Thursday 29 May 2014

Pigeon Pie





Pigeon Pie
Nancy Mitford
London, Capuchin, 2012, 159p

Last year, my mother read an extended biography of the Mitford sisters, and regularly updated me on the information she has learned about the family of socialites. I was intrigued, so when I stumbled upon a novel by one of that multitude, I thought it might be time I learned more.

Sophia Garfield is a sophisticated young woman of the upper class at the outbreak of the Second World War. She lives with her husband, with whom she has a marvelous arrangement that involves Sophia having a lover and he entertaining a woman who comes across as a religious lunatic. When she accidentally stumbles upon a secret within her house, Sophia is enlisted as a spy, and finds herself torn between the desire to show off to her friends and an uncertainty about who she can trust.
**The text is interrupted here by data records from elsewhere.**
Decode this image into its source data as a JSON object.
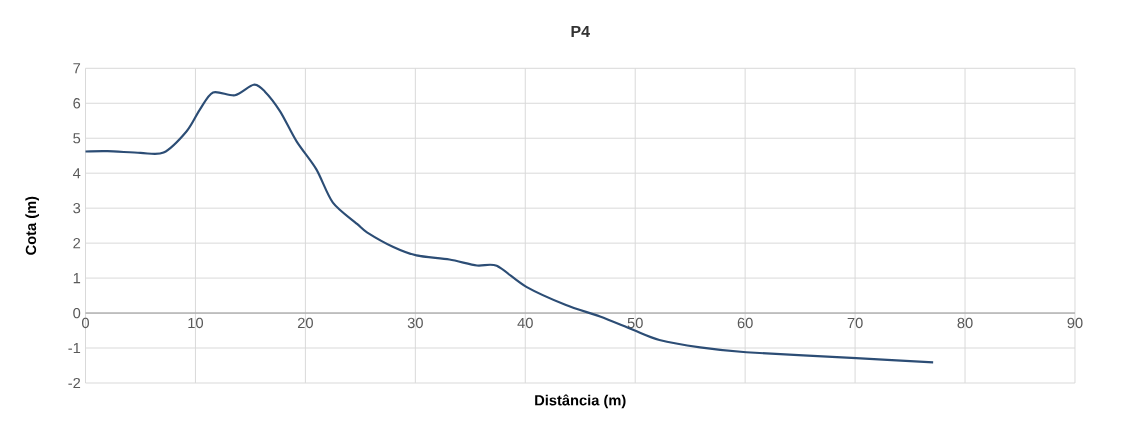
{
  "chart_data": {
    "type": "line",
    "title": "P4",
    "xlabel": "Distância (m)",
    "ylabel": "Cota (m)",
    "x": [
      0,
      2,
      5,
      7.1,
      9.2,
      10.4,
      11.6,
      13.6,
      15.3,
      16.3,
      17.7,
      19.2,
      21.0,
      22.5,
      24.7,
      25.6,
      28.0,
      30.1,
      33.1,
      35.6,
      37.4,
      40.1,
      43.7,
      46.8,
      49.8,
      52.2,
      55.9,
      60.1,
      70.1,
      77.1
    ],
    "values": [
      4.62,
      4.63,
      4.58,
      4.59,
      5.2,
      5.82,
      6.31,
      6.23,
      6.53,
      6.34,
      5.77,
      4.91,
      4.11,
      3.16,
      2.55,
      2.31,
      1.89,
      1.65,
      1.53,
      1.36,
      1.35,
      0.75,
      0.23,
      -0.1,
      -0.48,
      -0.77,
      -0.98,
      -1.12,
      -1.29,
      -1.41
    ],
    "color": "#2c4d75",
    "xlim": [
      0,
      90
    ],
    "ylim": [
      -2,
      7
    ],
    "xticks": [
      0,
      10,
      20,
      30,
      40,
      50,
      60,
      70,
      80,
      90
    ],
    "yticks": [
      -2,
      -1,
      0,
      1,
      2,
      3,
      4,
      5,
      6,
      7
    ],
    "grid": true
  }
}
I knew I'd love Pigeon Pie from the opening line - it is witty, intelligent, and sharp. Although Nancy lived the high life, she clearly found it very entertaining and uses the upper classes as great fuel from which to be inspired. In part, you can see her own experiences in the novel, as she laughs at the ridiculousness of those Brits who supported the Nazi. She mocks the selfishness and naivety of those who sit in the Ritz and drink tea whilst discussing politics, when they seem to be so oblivious of what is really taking place in Germany. 

The whole novel feels a little like a farce, with Sophia's strange domestic set up, the way she trips and falls into a career in espionage, and the coming and going of her friends in parliament. And yet, beneath the comedy is a serious commentary on national socialism and the outbreak of war in 1939.